Ça tourne
Barbara Soyer & Sophie Toulouse
(p. 5)
Bien sûr il y a le film. Le film d'Hitchcock, dans lequel un
homme souffrant d'acrophobie, la peur des hauteurs, puis
de mélancolie aiguë, est hanté par une femme disparue,
qu'il pense, à raison, retrouver quelque temps plus tard
dans la peau d'une autre et dont il causera finalement et
une nouvelle fois la perte. Vertige à tous les étages.
À l'occasion du tournage, Alfred Hitchcock aurait, dit-on,
inventé l'utilisation simultanée du zoom avant et du travelling
arrière pour accentuer le vertige invalidant du héros.
Et puis il y a le mot : V-E-R-T-I-G-O. Aussi beau à entendre
qu'à lire ou à dire.

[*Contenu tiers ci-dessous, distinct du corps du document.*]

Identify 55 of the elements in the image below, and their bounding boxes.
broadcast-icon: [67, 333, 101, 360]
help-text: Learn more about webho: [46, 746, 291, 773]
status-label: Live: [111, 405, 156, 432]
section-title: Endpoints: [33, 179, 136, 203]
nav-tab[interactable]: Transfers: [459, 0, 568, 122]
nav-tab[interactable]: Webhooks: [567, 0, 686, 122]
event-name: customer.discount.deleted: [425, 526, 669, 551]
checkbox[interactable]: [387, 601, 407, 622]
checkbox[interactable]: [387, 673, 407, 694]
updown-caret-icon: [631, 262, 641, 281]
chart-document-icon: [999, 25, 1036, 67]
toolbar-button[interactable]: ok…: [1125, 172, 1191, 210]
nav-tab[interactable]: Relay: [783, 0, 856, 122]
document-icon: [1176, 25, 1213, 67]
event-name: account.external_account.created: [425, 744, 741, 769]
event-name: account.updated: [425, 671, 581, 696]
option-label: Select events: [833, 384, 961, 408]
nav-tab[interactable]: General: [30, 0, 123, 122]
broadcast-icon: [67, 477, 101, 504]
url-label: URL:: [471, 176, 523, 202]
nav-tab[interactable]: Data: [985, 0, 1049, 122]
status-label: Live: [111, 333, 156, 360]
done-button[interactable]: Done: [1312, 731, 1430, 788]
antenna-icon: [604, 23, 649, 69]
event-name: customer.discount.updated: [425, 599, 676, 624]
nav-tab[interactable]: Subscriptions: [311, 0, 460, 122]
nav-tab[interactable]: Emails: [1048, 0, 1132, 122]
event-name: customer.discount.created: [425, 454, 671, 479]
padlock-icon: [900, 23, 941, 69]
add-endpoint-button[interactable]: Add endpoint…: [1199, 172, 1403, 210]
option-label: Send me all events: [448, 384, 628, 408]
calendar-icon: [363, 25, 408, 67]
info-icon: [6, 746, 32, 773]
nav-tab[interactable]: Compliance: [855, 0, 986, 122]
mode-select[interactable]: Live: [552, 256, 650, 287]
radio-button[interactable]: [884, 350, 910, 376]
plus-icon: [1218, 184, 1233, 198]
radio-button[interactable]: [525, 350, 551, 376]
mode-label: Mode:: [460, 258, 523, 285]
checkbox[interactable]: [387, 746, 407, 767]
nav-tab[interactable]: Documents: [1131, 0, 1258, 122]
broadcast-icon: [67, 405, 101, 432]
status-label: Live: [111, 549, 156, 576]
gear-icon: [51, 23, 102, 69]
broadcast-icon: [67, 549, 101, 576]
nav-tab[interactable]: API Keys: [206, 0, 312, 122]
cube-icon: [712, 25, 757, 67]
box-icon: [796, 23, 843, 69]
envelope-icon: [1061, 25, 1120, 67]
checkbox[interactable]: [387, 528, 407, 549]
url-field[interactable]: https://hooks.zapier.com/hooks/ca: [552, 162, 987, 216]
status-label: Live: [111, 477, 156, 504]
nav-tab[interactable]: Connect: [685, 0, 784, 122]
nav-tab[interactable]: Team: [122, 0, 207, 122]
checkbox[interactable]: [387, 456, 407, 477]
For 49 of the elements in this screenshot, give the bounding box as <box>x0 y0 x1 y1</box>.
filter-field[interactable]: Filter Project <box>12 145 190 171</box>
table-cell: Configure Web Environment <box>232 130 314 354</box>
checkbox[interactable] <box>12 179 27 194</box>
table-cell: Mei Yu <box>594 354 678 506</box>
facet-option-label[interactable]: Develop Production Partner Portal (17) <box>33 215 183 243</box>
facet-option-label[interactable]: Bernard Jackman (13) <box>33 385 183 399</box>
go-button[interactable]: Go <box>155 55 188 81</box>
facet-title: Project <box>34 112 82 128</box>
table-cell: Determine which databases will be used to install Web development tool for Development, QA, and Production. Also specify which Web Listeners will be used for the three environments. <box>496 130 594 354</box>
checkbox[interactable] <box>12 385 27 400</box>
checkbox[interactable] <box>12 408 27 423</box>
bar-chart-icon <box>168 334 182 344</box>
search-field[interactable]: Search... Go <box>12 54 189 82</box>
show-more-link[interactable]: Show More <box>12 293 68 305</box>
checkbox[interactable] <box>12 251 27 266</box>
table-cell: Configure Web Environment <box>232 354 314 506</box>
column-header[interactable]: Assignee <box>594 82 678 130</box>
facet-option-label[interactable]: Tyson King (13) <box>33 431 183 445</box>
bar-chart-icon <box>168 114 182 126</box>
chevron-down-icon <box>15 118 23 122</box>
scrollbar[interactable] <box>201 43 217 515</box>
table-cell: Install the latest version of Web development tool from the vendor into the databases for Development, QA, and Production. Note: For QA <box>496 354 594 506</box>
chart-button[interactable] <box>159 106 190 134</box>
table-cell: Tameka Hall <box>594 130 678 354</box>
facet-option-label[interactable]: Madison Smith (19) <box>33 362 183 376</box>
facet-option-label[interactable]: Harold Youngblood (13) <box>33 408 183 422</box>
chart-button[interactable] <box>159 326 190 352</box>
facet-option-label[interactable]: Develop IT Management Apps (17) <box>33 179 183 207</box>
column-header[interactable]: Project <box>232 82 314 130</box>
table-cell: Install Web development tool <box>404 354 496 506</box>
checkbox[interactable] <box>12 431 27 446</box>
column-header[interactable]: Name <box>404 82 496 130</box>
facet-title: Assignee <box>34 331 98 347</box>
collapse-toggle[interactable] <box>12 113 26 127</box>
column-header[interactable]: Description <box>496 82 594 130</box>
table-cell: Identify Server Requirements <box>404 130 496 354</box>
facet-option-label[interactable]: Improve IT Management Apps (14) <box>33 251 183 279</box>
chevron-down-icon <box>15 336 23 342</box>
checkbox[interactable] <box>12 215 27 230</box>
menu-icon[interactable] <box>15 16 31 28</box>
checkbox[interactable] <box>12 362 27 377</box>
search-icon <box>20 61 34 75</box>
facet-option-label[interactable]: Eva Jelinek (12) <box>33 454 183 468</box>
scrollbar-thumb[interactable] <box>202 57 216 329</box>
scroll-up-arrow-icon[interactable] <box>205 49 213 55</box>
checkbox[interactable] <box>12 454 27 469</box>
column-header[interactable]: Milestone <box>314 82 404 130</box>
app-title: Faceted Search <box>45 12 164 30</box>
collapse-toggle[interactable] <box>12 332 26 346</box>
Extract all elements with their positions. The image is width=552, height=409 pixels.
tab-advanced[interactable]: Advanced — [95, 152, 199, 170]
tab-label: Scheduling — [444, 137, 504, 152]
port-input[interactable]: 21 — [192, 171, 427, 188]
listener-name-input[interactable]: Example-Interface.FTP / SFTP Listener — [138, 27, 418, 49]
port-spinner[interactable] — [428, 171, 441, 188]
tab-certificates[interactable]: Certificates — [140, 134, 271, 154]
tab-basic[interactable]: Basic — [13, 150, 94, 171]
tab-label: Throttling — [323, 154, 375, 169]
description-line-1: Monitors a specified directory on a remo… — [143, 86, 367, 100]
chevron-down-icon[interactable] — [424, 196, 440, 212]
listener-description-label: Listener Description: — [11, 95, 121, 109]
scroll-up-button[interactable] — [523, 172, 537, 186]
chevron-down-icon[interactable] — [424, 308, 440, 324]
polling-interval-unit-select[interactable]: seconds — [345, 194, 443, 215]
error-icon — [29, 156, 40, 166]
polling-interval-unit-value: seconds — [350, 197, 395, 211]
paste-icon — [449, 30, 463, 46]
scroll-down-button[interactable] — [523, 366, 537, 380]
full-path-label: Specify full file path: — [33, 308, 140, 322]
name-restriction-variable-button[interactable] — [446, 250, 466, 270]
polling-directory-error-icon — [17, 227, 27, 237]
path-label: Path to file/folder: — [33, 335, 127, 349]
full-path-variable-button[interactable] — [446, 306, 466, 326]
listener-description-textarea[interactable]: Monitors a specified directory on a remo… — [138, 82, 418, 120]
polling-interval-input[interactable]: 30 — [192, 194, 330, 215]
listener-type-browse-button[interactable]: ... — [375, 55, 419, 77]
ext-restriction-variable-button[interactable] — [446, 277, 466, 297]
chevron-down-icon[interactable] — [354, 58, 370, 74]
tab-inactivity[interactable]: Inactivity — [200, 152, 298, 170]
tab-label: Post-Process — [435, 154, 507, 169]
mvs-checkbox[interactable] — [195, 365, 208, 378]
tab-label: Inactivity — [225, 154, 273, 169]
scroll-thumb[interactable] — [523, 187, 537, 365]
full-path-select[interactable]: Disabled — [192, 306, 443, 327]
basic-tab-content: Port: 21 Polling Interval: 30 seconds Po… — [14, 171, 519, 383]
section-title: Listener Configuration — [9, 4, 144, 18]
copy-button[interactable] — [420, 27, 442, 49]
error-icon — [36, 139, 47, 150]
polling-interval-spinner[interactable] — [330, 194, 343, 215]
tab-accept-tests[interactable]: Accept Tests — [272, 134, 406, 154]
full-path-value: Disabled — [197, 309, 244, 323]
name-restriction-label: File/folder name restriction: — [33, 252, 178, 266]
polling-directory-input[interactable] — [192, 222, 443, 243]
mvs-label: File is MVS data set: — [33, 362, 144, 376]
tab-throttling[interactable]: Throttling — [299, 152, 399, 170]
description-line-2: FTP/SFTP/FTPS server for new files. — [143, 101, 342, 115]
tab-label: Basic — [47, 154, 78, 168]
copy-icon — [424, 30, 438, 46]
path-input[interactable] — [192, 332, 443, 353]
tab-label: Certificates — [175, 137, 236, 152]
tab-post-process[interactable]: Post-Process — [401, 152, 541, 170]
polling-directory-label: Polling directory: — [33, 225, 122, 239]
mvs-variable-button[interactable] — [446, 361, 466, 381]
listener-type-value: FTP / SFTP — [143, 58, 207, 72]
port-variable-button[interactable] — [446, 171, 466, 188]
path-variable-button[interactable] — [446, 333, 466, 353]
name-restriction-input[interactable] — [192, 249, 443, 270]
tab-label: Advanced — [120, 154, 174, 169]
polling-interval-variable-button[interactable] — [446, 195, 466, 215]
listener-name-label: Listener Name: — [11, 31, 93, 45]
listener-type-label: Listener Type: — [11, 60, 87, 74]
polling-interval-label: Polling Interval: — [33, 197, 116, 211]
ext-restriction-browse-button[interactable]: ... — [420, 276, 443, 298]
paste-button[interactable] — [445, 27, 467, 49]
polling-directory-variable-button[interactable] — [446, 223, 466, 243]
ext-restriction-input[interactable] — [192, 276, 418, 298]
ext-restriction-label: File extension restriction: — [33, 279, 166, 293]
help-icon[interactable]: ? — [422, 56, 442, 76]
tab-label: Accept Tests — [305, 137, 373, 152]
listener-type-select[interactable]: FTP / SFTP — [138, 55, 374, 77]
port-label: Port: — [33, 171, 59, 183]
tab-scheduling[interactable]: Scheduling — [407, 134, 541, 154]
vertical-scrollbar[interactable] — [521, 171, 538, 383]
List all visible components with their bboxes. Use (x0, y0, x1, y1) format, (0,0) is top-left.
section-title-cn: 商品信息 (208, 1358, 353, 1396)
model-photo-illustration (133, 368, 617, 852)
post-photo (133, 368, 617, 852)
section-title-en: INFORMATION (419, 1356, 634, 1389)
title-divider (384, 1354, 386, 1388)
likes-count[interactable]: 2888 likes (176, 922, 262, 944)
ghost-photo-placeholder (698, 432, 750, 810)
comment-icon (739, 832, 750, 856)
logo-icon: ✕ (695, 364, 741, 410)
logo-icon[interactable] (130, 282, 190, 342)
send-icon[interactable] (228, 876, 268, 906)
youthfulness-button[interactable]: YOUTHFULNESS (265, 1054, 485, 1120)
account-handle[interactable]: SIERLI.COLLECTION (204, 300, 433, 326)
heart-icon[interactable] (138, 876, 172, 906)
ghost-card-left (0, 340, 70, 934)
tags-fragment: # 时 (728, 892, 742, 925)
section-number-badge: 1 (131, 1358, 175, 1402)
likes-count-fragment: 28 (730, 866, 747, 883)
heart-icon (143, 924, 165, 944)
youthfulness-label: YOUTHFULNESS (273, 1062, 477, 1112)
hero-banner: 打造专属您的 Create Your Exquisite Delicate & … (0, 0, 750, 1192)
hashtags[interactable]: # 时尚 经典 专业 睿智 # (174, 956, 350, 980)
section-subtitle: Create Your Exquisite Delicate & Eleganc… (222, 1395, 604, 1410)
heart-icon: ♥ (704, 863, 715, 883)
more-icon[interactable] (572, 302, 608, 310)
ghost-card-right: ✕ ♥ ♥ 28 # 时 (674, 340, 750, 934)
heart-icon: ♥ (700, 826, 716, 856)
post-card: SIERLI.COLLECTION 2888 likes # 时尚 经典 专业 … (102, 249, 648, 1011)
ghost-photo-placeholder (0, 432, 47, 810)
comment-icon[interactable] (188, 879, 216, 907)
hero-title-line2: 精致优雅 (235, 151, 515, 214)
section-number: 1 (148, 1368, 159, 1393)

À vivre, c'est à voir. Un mot latin qui signifie
vertige, éblouissement, étourdissement. Vertige des sens, de
l'amour, peur du vide ou du trop-plein, le vertige envoie tout
valdinguer. Il trouble tout sur son passage. Il tétanise ou exalte,
c'est selon. Certains disent qu'il a tout à voir avec l'oreille
interne. D'autres qu'il en dit plus sur la peur de sauter que de
tomber. Question de point de vue.
Et il y a ce qu'en disent et ce qu'en font les artistes invités
de
The Drawer. Leur idée du vertige, leurs vertiges dessinés,
leurs réponses à ce Vertigo proposé : les portraits singuliers
de Judy, John, Madeleine et Marjorie, les personnages du film,
par Dorian Jude ; les scènes fantastiques et tronquées de
Nik Christensen ; les noirs et blancs denses et
cinématographiques d'
Hans Op de Beeck ; les funambules
terrorisés de Paul Davis ; les talons interminables du designer
Pierre Hardy ; la Kim / Kara Novak de
Jacques Floret ; les arrêts
sur images de
Lamarche & Ovize ; les dessins à vif de
Florence Reymond… Au total, une trentaine de propositions
qui naviguent entre haut et bas, vide et plein, équilibre et
déséquilibre et qui donnent à ce troisième volume de
The Drawer une intensité particulière, sinon vertigineuse.